Optical clock makes moves on fresh insights into Earth

Gravity has been measured with a transportable optical clock for the first time, opening up the possibility of more accurately mapping Earth’s surface.

optical clock
PTB trailer containing the transportable optical clock (left) with the NPL frequency comb located by the scientist in the middle. The rack immediately in front of the table is the end of the optical fibre link that runs from INRIM in Torin

A European team including researchers from the UK’s National Physical Laboratory carried out the experiment using one of the world’s only transportable optical atomic clocks.

According to Einstein’s Theory of Relativity, clocks closer to massive bodies run slower, meaning a clock at the bottom of a mountain will run more slowly than one at the top.
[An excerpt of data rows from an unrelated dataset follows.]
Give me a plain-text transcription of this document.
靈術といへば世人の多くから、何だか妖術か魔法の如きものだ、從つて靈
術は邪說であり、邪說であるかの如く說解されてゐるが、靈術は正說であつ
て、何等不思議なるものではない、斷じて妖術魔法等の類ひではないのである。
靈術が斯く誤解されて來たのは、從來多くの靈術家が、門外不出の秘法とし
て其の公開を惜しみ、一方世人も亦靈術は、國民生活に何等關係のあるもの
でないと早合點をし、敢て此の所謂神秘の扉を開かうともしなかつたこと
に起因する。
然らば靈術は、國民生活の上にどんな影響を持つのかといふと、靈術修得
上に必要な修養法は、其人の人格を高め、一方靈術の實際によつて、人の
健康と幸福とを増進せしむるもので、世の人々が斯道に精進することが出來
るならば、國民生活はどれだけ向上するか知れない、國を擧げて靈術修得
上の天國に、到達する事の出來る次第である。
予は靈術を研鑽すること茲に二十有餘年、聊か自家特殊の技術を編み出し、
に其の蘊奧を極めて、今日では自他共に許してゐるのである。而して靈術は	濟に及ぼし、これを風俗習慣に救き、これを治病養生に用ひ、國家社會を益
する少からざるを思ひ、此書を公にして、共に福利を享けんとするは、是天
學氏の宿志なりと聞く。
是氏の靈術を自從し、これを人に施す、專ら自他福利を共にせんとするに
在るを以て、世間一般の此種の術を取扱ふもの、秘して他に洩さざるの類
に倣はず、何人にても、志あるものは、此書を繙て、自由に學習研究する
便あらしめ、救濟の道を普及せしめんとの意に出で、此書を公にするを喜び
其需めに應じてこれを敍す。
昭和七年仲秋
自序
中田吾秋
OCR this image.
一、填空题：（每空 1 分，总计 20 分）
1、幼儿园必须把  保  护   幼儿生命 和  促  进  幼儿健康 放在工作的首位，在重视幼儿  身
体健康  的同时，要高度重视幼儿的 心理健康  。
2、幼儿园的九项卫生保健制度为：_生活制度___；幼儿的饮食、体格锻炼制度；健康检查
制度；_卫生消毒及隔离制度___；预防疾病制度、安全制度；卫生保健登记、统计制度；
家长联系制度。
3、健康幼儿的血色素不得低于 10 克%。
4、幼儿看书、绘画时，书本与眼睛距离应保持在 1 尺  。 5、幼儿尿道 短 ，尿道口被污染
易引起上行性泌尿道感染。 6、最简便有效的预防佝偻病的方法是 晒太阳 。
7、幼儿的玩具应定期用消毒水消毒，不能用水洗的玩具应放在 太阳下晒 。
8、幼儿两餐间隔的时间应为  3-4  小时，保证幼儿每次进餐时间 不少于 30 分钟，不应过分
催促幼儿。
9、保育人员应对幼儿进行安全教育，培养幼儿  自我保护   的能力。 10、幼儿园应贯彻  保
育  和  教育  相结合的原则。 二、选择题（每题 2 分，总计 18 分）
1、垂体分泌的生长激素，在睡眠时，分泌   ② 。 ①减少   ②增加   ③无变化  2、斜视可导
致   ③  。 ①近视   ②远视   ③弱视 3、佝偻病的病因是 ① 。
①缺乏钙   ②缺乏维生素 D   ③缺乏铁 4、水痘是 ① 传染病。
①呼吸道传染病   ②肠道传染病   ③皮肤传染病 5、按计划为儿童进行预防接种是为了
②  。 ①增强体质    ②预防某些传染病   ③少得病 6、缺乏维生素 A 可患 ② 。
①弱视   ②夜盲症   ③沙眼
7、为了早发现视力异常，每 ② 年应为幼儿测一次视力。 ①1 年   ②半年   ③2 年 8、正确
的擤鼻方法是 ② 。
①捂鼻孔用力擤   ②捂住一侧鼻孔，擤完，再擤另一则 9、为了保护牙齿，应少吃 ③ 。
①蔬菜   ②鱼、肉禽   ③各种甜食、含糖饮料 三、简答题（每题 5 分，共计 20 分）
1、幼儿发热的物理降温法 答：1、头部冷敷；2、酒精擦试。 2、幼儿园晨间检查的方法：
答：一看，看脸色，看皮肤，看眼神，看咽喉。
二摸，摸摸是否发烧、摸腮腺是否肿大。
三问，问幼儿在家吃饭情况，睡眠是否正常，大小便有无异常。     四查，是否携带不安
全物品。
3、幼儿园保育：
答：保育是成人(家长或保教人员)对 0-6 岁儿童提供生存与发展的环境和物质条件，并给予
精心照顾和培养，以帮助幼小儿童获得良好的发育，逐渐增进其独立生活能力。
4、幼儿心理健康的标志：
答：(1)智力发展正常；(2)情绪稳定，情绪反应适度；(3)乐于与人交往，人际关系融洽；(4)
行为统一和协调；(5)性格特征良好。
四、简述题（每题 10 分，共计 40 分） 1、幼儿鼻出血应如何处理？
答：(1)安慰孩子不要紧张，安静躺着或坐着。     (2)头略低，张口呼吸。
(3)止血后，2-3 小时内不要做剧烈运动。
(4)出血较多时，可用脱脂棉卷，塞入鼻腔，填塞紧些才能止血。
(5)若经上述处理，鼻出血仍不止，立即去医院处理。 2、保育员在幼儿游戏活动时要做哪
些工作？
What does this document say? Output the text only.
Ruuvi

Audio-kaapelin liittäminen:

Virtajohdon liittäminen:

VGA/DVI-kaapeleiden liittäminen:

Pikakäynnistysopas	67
Optical clocks are now so precise that they are sensitive to these changes, meaning the technique can be used to accurately measure height differences as small as 1cm across Earth’s surface.

Unlike satellite-based measurements, which average the gravity potential over large distances, optical clocks can make measurements at specific locations. And with a transportable clock, these measurements can be taken at points of particular interest, according to Helen Margolis, fellow in optical frequency standards and metrology at NPL.

In this way, the technique could be used to monitor changes to Earth’s gravity potential caused by climate change, for example.

In an experiment described in Nature Physics, the team transported the optical clock to a laboratory located 1,700m below a mountain, in the Frejus road tunnel between France and Italy.

“We took the clock to this particular lab under the Alps because the area is subject to long term uplift, which means that the gravity potential is slowly changing over time, giving us a realistic test bed,” said Margolis. “But you could also imagine placing them in locations where you could monitor changing sea levels that might result from climate change,” she said.

Until now optical clocks have been restricted to laboratories at major research institutes. But researchers at the Physikalisch-Technische Bundesanstalt (PTB) in Germany recently developed a transportable strontium optical lattice clock.

They transported this clock down to the South of France, where it was connected by optical fibre link to another optical clock at the Istituto Nazionale di Ricerca Metrologica (INRIM), 90km away in Turin, at a height distance of around 1000m. The team then measured the gravity potential difference between the two clocks.

Since the portable clock and the laser used to transmit over the fibre operate at different frequencies, NPL researchers provided a frequency comb to relate these different frequencies, allowing the devices to be connected, said Margolis.